4. Now just invite anything to come into your space. It could be flashbacks, bodily sensations, or an emotional sensation, or a voice expressing what you feel. Most likely it is there already, but you have not noticed it.

5. Don’t fight it. Accept it. Let any emotions bubble up to the front. If you have to laugh, cry, or rage, then do so. Do not suppress it. Let it run until the charge is spent.

6. Once you’ve come out of it, you might want to write down what you experienced or relived.

Feeling fine? Or do you think you know what you are upset about?

Give this exercise a shot even if you feel fine. There might be some hidden current of sadness. If you are upset and you think that you know what you are upset about, try it anyway. It only takes a few minutes.

It might help to know what others went through in this exercise. A few weeks ago I tried this again after a long period of emotional work, and feeling on top of the world. Surprisingly I discovered a deep sadness still inside me. This exercise cleared out the remaining sadness.
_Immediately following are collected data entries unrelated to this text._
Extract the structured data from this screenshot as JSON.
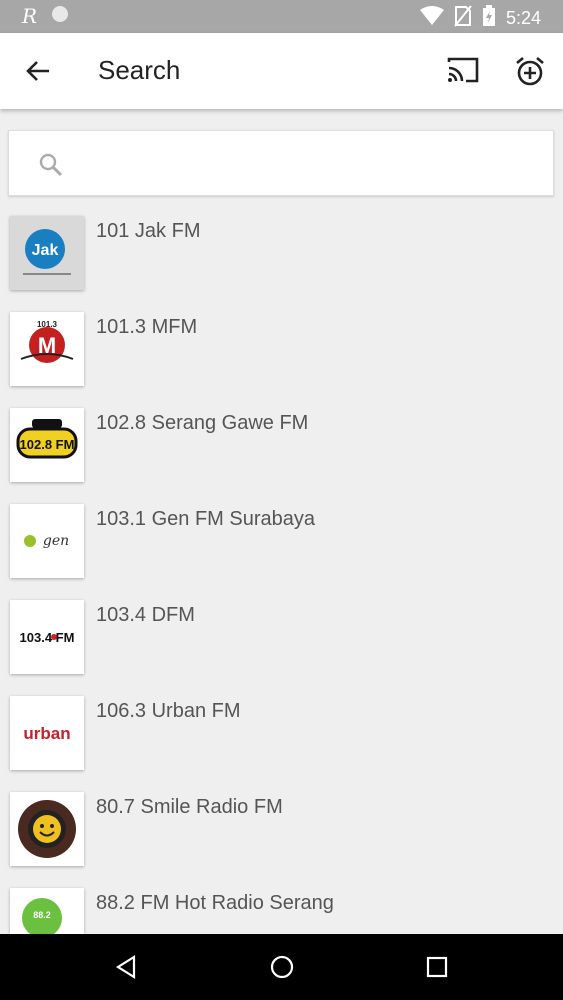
{
  "status_bar": {
    "time": "5:24"
  },
  "app_bar": {
    "title": "Search"
  },
  "search": {
    "value": "",
    "placeholder": ""
  },
  "stations": [
    {
      "name": "101 Jak FM",
      "logo_text": "Jak"
    },
    {
      "name": "101.3 MFM",
      "logo_text": "101.3"
    },
    {
      "name": "102.8 Serang Gawe FM",
      "logo_text": "102.8 FM"
    },
    {
      "name": "103.1 Gen FM Surabaya",
      "logo_text": "gen"
    },
    {
      "name": "103.4 DFM",
      "logo_text": "103.4 FM"
    },
    {
      "name": "106.3 Urban FM",
      "logo_text": "urban"
    },
    {
      "name": "80.7 Smile Radio FM",
      "logo_text": ""
    },
    {
      "name": "88.2 FM Hot Radio Serang",
      "logo_text": "88.2"
    }
  ],
  "colors": {
    "status_bar": "#a7a7a7",
    "app_bar": "#ffffff",
    "background": "#efefef",
    "nav_bar": "#000000"
  }
}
Another time I did this exercise was when I was consciously upset over a recent relationship break-up. I thought I knew the reason I was upset – loneliness and a broken heart – but as I discovered, relationship break-ups often trigger older feelings, such as abandonment and hurt. Doing this exercise brought back several childhood memories, long forgotten or repressed, that were multiplying the hurt. Identifying them it allowed me to make much headway in clearing out the cobwebs.

Since then, I’ve done quick checks on myself throughout the course of a normal day, whenever I remember to. Sometimes I don’t even have to do it alone; quick checks can be done anywhere – for example if you are in a traffic jam or waiting in line at the bank.

These quick checks often reveal bodily sensations. Sometimes it reveals tightness in the chest or neck, or a heat, or a dark heavy feeling. Often minor sensations will disappear simply because you have accepted it and begun slow breathing. Stronger emotions run deeper and will require continued work and will have to wait until you can go somewhere you can spend time alone.